In my senior year in high school in 1979 I designed and built a robot. It used an 8 bit Intel Z80 single board computer1 with 1K of RAM memory running at a whopping 2MHz. The PC board was about one square foot (30cm), had a hexadecimal keypad and a six-digit red LED display. It sat on top of a chassis I built out of aluminum and some large circular PC boards I found in a surplus shop on the outskirts of Des Moines, Iowa, that apparently were from the insides of a missile. It used two large DC motors, a wheel caster and a 6V lead acid battery. It was an ambitious project for a high school student and I never quite got the ultrasonic sensors working properly (the schematic was from a fish finder), but it was a good learning experience, a lot of fun, and led eventually to an IT career.
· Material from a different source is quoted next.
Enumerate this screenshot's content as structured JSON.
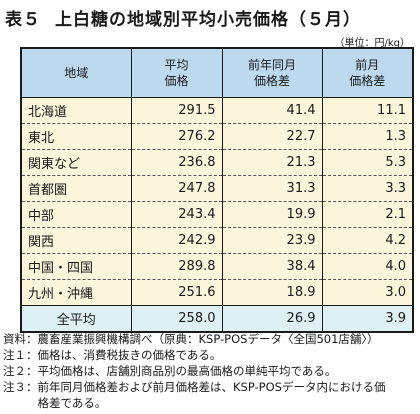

Over that career I had the fortunate experience of working at NASA Headquarters for a few years, where as a fellow Mac enthusiast I met Dave Lavery, the head of the robotics division. At the time he had a prototype of the Mars Sojourner rover sitting on his desk. I remember marvelling at the beauty of the machining of the wheels, and wishing I had that kind of budget (and a machine shop). While helping to set up a public demo I also had the opportunity to pilot a telerobotics sled under the ice in Antarctica. Not surprisingly it was an amazing place to work.

NASA Sojourner Mars Rover
Photo courtesy NASA

Years have passed and I now live in New Zealand, where most of my creative energy has over the past few years been in music (I have an improvisational abstract band named Barkhausen; we just finished our second CD).

The combination of experimenting with some DIY microcontroller-based Eurorack synthesizer modules and the advances in the world of Raspberry Pi has found me back into robotics. For the past few months I’ve been purchasing various playthings from Pimoroni and Adafruit and doing some experimenting.

While browsing around doing research for the project I came upon a YouTube video “David Anderson demonstrates his method for creating autonomous robots“, where David showed a local group of people some of his robots:

David Anderson demonstrates his method for creating autonomous robots

Now, I wouldn’t say David’s robots are the most sophisticated ones I’ve seen, not walking around, not androids with faces that move, not MIT’s Shakey nor something from NASA. But they are remarkably clever designs. He also seems like a really nice, down-to-earth guy. What struck me was the fact that his robots were within the reach of normal people to build. Something I could build.

Following David’s trail led me to the Dallas Personal Robotics Group (DPRG), which claims to be “one of the oldest special interest groups in the world devoted to personal and hobby robotics”. Undoubtedly. They were founded in 1984, five years after I’d built my robot in high school.

I ended up joining the DPRG mailing list. In replying to one of their members’ messages where I mentioned I’d started building my own robot, he was very friendly and encouraged me to blog about it. Well, the only blog I had has been devoted to my band and that didn’t seem particularly appropriate. Then, last night we had some friends over for dinner and I was surprised to learn that their 9 year old girl was quite keen to learn about my robot project. So I proposed the idea of starting a Pukerua Bay robotics group.

It turns out there isn’t any national robotics group in New Zealand, nor even a local one near Wellington, so when I was shopping for a domain name it turns out that “robots.org.nz” was available so I bought it. We’ve gone national!